The Battle of Trafalgar, whose 200th anniversary we celebrated on October 21, is one of the hinges of history - it changed everything. Most people know that the British overcame significant odds to defeat a combined fleet headed by the French. Or more likely they have heard of Lord Nelson’s most enduring naval signal hoisted prior to battle: England Expects that Every Man will do his Duty.
Trafalgar is much more than this. Trafalgar was the dropped stone in the still pond of history. Its ripple effects were significant and long lasting.
Trafalgar finally allowed the British to assert total control over the seas, which in turn enabled the establishment and maintenance of its empire and the international trade that made the English language pre-eminent in the world. No doubt if Napoleon had been successful at Trafalgar, or less unsuccessful, he would have challenged this legacy.
Success at Trafalgar stopped a French invasion of the British Isles, allowed Prime Minister Pitt to end the slave trade, and permitted and sustained the Peninsula wars which ultimately led to Waterloo. In truth, much of the process started at the Battle of the Nile in 1798. It was during this battle that Horatio Nelson launched the long dominance of the British Navy over its continental rivals.
There is much that modern leaders can learn from Nelson’s approach to tasks, endeavours and building winning teams.
Nelson reduced everything to its fundamentals. He drilled his gunners to ensure accuracy and rapid firing. The French relied on absolute number of guns. At Trafalgar, Nelson attacked the line in two columns, effectively isolating a third of the combined French fleet, which nullified their numerical advantage.
A corollary of this strategic ability was Nelson’s popularity with his crews. This was in large part because he told them that they were the best in the world and went about proving it to them. He also understood what mattered to them and made sure they got it. He was renowned for the care he took of his crews and they responded in kind.
It was here that Nelson demonstrated real leadership by articulating his goals in a succinct and meaningful fashion. This enabled them to be used as a rallying cry as much as a standard to measure each decision. The epitome of this was no doubt Nelson’s last message to his fleet prior to battle. Ironically, some crew members at the time thought an appeal directly from him would have been more inspirational.
Nelson also ensured that command was diffuse.
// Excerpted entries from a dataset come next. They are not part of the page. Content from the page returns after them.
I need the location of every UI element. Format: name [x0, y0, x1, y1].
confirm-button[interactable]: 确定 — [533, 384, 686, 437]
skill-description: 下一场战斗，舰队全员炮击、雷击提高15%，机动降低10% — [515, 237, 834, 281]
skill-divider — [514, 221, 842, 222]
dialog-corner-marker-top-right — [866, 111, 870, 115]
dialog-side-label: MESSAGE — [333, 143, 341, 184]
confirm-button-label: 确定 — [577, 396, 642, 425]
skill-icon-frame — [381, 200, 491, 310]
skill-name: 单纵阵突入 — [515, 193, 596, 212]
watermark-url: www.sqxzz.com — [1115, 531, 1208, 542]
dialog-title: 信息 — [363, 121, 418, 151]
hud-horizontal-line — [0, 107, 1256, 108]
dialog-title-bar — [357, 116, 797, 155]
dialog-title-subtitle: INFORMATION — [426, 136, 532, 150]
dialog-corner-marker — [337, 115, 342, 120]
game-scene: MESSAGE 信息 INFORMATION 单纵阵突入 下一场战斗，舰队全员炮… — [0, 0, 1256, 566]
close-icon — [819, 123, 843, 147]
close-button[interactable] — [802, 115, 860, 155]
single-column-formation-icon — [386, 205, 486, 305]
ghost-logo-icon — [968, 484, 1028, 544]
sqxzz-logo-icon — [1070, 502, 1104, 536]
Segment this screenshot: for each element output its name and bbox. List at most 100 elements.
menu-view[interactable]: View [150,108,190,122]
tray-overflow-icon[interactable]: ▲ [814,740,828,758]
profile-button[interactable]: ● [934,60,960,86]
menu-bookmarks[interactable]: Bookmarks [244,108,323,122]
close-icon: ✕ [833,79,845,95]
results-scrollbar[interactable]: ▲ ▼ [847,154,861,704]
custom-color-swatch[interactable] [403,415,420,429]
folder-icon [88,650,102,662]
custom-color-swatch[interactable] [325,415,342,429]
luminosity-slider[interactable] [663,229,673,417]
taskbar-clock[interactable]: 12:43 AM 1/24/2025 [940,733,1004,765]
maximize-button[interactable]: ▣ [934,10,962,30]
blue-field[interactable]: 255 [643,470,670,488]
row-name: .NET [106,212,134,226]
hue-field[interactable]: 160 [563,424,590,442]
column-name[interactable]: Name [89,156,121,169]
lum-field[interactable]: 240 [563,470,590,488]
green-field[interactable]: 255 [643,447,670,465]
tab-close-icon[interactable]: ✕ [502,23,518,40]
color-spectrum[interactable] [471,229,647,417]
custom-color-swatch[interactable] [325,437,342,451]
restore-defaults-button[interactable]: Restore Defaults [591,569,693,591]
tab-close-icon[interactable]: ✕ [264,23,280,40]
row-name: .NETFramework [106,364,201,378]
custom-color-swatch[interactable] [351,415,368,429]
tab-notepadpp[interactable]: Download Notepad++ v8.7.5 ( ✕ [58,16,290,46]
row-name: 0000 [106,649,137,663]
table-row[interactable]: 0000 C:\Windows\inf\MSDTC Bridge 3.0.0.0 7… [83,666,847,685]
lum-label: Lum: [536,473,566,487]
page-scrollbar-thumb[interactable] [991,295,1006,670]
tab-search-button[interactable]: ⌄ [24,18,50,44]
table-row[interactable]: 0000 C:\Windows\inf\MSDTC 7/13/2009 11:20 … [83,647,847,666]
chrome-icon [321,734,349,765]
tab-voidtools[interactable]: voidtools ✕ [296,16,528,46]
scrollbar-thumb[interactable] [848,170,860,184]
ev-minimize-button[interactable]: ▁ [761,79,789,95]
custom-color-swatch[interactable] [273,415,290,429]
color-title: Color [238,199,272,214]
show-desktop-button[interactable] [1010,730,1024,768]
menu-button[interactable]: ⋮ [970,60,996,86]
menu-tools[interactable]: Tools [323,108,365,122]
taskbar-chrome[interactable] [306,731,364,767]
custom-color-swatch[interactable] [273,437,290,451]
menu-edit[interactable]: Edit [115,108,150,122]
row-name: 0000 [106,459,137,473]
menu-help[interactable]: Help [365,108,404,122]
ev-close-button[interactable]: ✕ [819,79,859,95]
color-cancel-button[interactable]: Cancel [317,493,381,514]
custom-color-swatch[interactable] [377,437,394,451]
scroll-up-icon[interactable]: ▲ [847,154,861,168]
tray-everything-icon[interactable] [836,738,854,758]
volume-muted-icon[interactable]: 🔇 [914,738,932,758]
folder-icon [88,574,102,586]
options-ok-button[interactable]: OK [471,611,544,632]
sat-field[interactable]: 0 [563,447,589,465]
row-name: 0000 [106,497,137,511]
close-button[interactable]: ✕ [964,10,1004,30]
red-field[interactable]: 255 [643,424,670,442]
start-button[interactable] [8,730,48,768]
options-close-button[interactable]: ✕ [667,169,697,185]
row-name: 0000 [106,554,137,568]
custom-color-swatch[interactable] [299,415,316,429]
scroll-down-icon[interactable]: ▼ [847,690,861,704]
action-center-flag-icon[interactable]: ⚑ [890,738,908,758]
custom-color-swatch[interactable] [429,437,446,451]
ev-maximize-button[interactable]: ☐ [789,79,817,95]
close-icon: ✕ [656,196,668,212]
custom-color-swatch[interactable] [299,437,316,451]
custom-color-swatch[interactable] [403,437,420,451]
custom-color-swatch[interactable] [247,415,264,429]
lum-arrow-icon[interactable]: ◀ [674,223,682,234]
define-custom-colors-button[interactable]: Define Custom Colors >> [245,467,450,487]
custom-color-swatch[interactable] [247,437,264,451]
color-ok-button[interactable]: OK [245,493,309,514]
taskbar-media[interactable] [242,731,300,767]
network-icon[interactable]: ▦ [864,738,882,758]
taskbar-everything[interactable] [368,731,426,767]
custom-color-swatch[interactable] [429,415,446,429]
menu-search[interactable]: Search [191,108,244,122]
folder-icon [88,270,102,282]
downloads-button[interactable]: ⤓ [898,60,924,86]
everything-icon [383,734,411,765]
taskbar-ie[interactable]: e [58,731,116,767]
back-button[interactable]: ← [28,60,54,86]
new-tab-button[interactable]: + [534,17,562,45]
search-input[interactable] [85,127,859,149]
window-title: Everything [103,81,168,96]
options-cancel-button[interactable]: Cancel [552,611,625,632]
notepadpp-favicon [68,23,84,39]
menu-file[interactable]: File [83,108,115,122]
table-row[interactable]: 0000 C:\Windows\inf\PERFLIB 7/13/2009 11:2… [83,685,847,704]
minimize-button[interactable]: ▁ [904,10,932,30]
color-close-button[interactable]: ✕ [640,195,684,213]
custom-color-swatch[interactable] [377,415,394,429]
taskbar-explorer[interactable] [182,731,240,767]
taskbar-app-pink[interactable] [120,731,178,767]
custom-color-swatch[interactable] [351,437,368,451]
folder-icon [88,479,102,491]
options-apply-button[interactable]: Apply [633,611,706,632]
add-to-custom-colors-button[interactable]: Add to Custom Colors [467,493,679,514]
When the French flagship was taken by the British, the result was an impaired response as the rest of the combined French fleet awaited orders from their Admiral. Compare this to the British fleet where Nelson was shot in the early moments of the battle and yet it did not have any perceptible impact on the British command or their battle plans. Nelson ensured that as many commanders as possible understood the tactics and strategy of his battle plans. He then left execution in the hands of each commander.
This devolution of information and command was very unusual for its time. The other great battle commander to deploy similar tactics was Napoleon.
All this allowed Nelson to seize the initiative again and again. He seemed to comprehend, as Napoleon did on land, that creating a sense of momentum was almost as important as how many guns one had.
Finally, Nelson was able to concentrate on his next steps. He was always thinking three or four steps ahead, and as such he often appeared to possess great insight. His attention to planning and forethought is probably an early forerunner to what we now consider game theory. At Trafalgar he ensured each ship was in order of attack providing an early timing advantage over their opponents, who spent crucial minutes aligning themselves.
Nelson’s final signal before battle was to make anchor in order to avoid an impending storm. An order, had it been followed, that might well have saved hundreds of lives.
Nelson’s leadership above all is a testament to simplicity. Express your goals, tactics and drills as simply and fundamentally as possible and then do not deviate. People can respond to what they understand and are more willing to respond when they understand how it makes a difference.
The writer is a descendant of Lord Nelson.